SHAH ALAM: CCM Duopharma Biotech Bhd (CCM Duopharma) has today unveiled its new corporate identity as Duopharma Biotech Bhd after obtaining shareholders’ approval in line with its integral corporate rebranding exercise.
The rebranding exercise was undertaken following by the demerger from its then parent Chemical Company of Malaysia Bhd on December 28, 2017.
CCM Duopharma group managing director Leonard Ariff Abdul Shatar said the rebranding initiative complemented its mission to spearhead the development and offering of new and much needed medical therapies.
“This exercise would enhance public health and extend our footprint in new markets within and beyond Asean,” he said at a briefing here today.
Leonard said it was scheduled to officially change its name by April this year and post-demerger, Permodalan Nasional Bhd would become the largest of shareholder of CCM Duopharma with more than 50 per cent stake.
CCM Duopharma expects to increase biosimilar products revenue contribution to more than 25 per cent from the current 22 per cent.

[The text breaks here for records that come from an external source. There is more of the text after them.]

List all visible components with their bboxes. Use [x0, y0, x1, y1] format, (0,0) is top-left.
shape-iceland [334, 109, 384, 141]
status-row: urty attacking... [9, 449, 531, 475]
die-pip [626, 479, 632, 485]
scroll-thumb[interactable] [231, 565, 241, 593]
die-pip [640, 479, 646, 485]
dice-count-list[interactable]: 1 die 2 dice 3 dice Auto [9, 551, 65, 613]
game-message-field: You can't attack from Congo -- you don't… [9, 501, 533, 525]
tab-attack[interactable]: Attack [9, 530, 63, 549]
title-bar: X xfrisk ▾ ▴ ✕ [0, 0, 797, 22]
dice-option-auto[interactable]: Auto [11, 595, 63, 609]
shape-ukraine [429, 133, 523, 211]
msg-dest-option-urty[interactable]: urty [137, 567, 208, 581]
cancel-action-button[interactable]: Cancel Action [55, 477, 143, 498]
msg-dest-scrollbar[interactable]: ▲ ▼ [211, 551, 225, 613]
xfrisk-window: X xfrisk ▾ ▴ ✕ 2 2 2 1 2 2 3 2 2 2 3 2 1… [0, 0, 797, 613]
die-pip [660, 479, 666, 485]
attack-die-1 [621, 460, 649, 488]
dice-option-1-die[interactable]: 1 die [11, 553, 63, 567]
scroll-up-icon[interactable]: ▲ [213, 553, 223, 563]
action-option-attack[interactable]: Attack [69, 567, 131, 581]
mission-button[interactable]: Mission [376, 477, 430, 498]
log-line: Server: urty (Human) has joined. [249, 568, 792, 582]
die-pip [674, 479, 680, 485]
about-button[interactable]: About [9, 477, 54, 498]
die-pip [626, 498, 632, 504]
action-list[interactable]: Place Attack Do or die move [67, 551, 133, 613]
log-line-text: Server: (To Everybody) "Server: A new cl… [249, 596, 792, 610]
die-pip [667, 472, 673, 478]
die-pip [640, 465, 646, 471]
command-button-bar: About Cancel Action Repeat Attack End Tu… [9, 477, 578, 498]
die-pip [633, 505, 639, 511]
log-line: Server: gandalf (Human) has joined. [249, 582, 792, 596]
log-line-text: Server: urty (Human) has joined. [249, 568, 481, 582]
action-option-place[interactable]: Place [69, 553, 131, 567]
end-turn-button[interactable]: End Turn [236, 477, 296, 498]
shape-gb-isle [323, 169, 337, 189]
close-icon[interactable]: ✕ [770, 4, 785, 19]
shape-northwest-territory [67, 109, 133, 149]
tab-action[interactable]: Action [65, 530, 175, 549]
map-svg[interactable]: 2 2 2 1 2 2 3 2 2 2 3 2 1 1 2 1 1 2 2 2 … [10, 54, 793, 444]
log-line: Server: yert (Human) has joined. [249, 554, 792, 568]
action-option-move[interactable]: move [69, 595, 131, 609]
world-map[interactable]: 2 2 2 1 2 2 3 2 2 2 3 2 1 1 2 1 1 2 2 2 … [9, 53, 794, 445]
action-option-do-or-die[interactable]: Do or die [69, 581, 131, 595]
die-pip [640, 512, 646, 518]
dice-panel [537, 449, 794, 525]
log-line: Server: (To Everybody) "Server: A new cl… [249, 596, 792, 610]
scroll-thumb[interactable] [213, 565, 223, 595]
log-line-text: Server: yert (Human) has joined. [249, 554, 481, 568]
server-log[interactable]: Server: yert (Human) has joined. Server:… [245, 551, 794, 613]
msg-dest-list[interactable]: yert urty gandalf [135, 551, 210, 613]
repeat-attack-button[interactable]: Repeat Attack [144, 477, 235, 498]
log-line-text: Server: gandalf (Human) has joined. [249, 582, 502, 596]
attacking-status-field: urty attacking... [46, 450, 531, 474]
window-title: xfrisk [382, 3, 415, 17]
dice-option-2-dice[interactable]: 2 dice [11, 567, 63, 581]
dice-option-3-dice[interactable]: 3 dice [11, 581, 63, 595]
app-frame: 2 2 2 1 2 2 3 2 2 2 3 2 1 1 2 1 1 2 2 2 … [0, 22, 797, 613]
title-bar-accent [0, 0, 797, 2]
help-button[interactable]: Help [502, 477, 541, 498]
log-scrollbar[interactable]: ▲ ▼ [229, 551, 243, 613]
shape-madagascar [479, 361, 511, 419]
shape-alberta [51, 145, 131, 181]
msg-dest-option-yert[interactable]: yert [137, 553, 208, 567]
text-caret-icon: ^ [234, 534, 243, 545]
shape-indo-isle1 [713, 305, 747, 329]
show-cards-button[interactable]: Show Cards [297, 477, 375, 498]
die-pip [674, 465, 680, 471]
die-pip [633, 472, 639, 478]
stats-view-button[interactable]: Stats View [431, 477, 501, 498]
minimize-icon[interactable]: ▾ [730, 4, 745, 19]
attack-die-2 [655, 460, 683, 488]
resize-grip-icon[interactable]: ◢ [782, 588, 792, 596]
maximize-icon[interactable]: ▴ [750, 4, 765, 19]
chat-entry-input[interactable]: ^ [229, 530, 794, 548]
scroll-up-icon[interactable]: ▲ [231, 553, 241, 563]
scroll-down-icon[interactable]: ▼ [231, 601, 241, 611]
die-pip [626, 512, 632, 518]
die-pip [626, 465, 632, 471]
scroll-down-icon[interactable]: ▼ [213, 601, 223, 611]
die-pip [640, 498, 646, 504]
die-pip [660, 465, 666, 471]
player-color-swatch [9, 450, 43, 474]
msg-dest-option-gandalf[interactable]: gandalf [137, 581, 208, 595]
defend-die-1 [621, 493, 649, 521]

“Earlier this year, we got registration for Erysaa, Erythropoietin (EPO) product that was co-developed with Korean company. We completed the clinical trial in the first quarter of last year.
“We hope to launch Erysaa in April this year. In the meantime, we are participating in tenders for EPO mainly products for kidneys treatment to increase red blood cells count,” he explained.
The company will also launch the first oncology manufacturing facility in Malaysia by September this year.
“Generally, we spend about three per cent of our total revenue in R&D annually. But we also do corporate venture capitalism by acquiring certain equity in companies.
“This gives us access to unique technology as we want to expand beyond the normal generic medicine to focus on biologic.
“That explains our foray into insulin and EPO, while focusing on oncology as therapeutic area,” he said.
Leonard said its foray into biologic is vital to ensure the reduce the cost for medication not only for consumers but also the government.
CCM Duopharma is expected to receive the Goods and Services Tax (GST) refund from the government this year, which would contribute to better earnings.
“Hopefully the tax refunds will occur within this financial year. It is in million (ringgit), but single digit. There are still questions that need to be addressed with the Ministry of Finance,” he said.
It was reported last year that the government still owes the pharmaceutical firm about RM10 million in GST refunds.
Meanwhile, Leonard said the current stronger ringgit against US dollar bodes well for the healthcare sector.
“Apart from salaries and packaging, primarily all raw materials are imported for pharmaceuticals and it’s all denominated in US dollar, Leonard said.